Review: Writing as a Way of Being
Abstract illustration, blue, white, grey, and black hexagonal pattern: Talitha May 2014

In school we teach separateness rather than interconnectedness; we see a world defined by duality rather than unity. As a result we promote an idea of community as a collection of discrete, autonomous individuals rather than a complex network of beings who are inherently interconnected and inextricably part of the ecosystems on which all life depends. (Yagelski, 2011, p. 17)

Crisis

Similar to Heidegger, Robert Yagelski (2011) chipped away at Cartesian thought; however, a part of Yagelski’s argument relied on a metaphysical assumption when considering the concept of mainstream writing. Yagelski argued Cartesian dualism serves as the epistemological foundation of education and that education is merely a process of indoctrination and cultural reproduction from which writing instruction serves as a means to promote ontological and epistemological assumptions. Mainstream education and writing instruction merely reinforce Cartesian dualities such as self-other, subject-object, and mind-body, which lead to an ideology of separateness and individuality. Cartesian ways of thinking about writing extend from the College Board state tests to the classroom. State-mandated tests, for instance, simply communicate to students that “good” writing involves following conventions of form rather than understanding the importance of rhetorical context. This pedagogical focus on form versus content also assumes that “a stable meaning can be encoded in a text by following certain rules and applying certain conventions” (p. 23). It is little wonder, then, that handbooks are best-sellers in the field of composition.

Nonetheless, Yageleski (2011) pointed to Doug Downs and Elizabeth Wardle (2007) who challenged the form and content binary by offering a writing studies-based pedagogy in which writing is not independent of content. Downs and Wardle argued, for instance, that many misconceptions undermine writing instruction including: “writing can be considered independent of content; writing consists primarily of syntactic and mechanical concerns’” and so forth (pp. 554–5). Yageleski, however, argued that these characterizations of writing are not simply misconceptions—instead, they demonstrate deep-seated Cartesian thinking. In addition to Downs and Wardle, Yagelski pointed to eco-composition as a promising progressive pedagogy; however, he argued that its peripheral status in the field is indicative of the dominance of Cartesian thinking. He maintained that our prevailing conceptions of writing make it difficult for compositionists to reconcile writing instruction with external matters such as “global warming or environmental racism” (Yagelski, 2001, p. 33).

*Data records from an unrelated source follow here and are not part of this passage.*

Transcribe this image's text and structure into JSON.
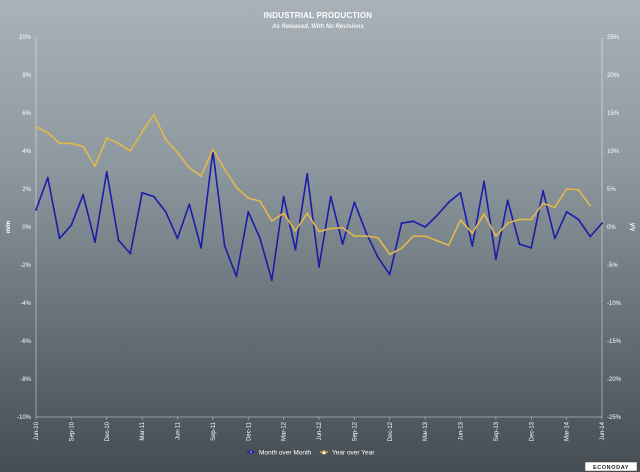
{
  "chart_data": {
    "type": "line",
    "title": "INDUSTRIAL PRODUCTION",
    "subtitle": "As Released, With No Revisions",
    "y_left_label": "m/m",
    "y_right_label": "y/y",
    "y_left_range": [
      -10,
      10
    ],
    "y_right_range": [
      -25,
      25
    ],
    "y_left_ticks": [
      "10%",
      "8%",
      "6%",
      "4%",
      "2%",
      "0%",
      "-2%",
      "-4%",
      "-6%",
      "-8%",
      "-10%"
    ],
    "y_right_ticks": [
      "25%",
      "20%",
      "15%",
      "10%",
      "5%",
      "0%",
      "-5%",
      "-10%",
      "-15%",
      "-20%",
      "-25%"
    ],
    "x_tick_labels": [
      "Jun-10",
      "Sep-10",
      "Dec-10",
      "Mar-11",
      "Jun-11",
      "Sep-11",
      "Dec-11",
      "Mar-12",
      "Jun-12",
      "Sep-12",
      "Dec-12",
      "Mar-13",
      "Jun-13",
      "Sep-13",
      "Dec-13",
      "Mar-14",
      "Jun-14"
    ],
    "grid": false,
    "legend_position": "bottom",
    "series": [
      {
        "name": "Month over Month",
        "axis": "left",
        "color": "#1c1ca8",
        "marker": "circle",
        "values": [
          0.9,
          2.6,
          -0.6,
          0.1,
          1.7,
          -0.8,
          2.9,
          -0.7,
          -1.4,
          1.8,
          1.6,
          0.8,
          -0.6,
          1.2,
          -1.1,
          4.0,
          -1.0,
          -2.6,
          0.8,
          -0.6,
          -2.8,
          1.6,
          -1.2,
          2.8,
          -2.1,
          1.6,
          -0.9,
          1.3,
          -0.3,
          -1.6,
          -2.5,
          0.2,
          0.3,
          0.0,
          0.6,
          1.3,
          1.8,
          -1.0,
          2.4,
          -1.7,
          1.4,
          -0.9,
          -1.1,
          1.9,
          -0.6,
          0.8,
          0.4,
          -0.5,
          0.2
        ]
      },
      {
        "name": "Year over Year",
        "axis": "right",
        "color": "#e3b84a",
        "marker": "triangle",
        "values": [
          13.2,
          12.4,
          11.0,
          11.0,
          10.6,
          8.0,
          11.7,
          11.0,
          10.0,
          12.5,
          14.8,
          11.5,
          9.8,
          7.8,
          6.7,
          10.2,
          7.6,
          5.2,
          3.8,
          3.4,
          0.8,
          1.8,
          -0.5,
          1.8,
          -0.6,
          -0.2,
          -0.1,
          -1.2,
          -1.2,
          -1.4,
          -3.6,
          -2.8,
          -1.2,
          -1.2,
          -1.8,
          -2.4,
          0.9,
          -0.8,
          1.7,
          -1.2,
          0.5,
          1.0,
          1.0,
          3.1,
          2.6,
          5.0,
          4.9,
          2.8
        ]
      }
    ]
  },
  "watermark": "ECONODAY"
}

Yagelski’s (2011) perceived peripheral status of eco-composition may not necessarily indicate the prevalence of Cartesian thinking, though. When considering editors Sidney Dobrin and Christian R. Weisser’s (2001) collection of texts in Ecocomposition: Theoretical and Pedagogical Approaches, for example, Maureen McKnight (2001) pointed to many essentialist tendencies regarding nature, as well as the collection’s “resistance to poststructuralism” (p. 930). Furthermore, Yagelski seemed to have relied on an essentialist characterization of mainstream writing as the basis for his argument. What exactly qualifies as mainstream writing?

Despite the overgeneralization of mainstream writing, which screens out pedagogical difference in the field, Yagelski (2011) was at his best when he moved away from generalities to particularities. Yagelski pointed to a report of the National Commission on Writing (2003), for example, which warns “American education will never realize its potential as an engine of opportunity and economic growth until a writing revolution puts language and communication in their proper place in the classroom” (p. 3). Yagelski argued that the connection between writing instruction and capitalism is not even questioned as a goal worth seeking. Moreover, this connection “implicitly rejects the possibility that writing instruction—and education more generally—can serve larger progressive or even Utopian ends that may diverge from the values of a consumer-driven culture” (p. 48). In short, “we teach writing in order to help our students eventually make the economy work better” (p. 48). Writing instruction simply serves capitalist interests, which relies on the obsessive repetition of Cartesian thinking. Yagelski’s insight may certainly prompt compositionists to carefully reconceptualize students’ writing, but it might also prompt compositionists to consider the larger ideological implications of their pedagogies. Yagelski may prompt the field to develop the affective capacity to listen to the raison d’etre it relies upon to affirm the importance of writing and pedagogy.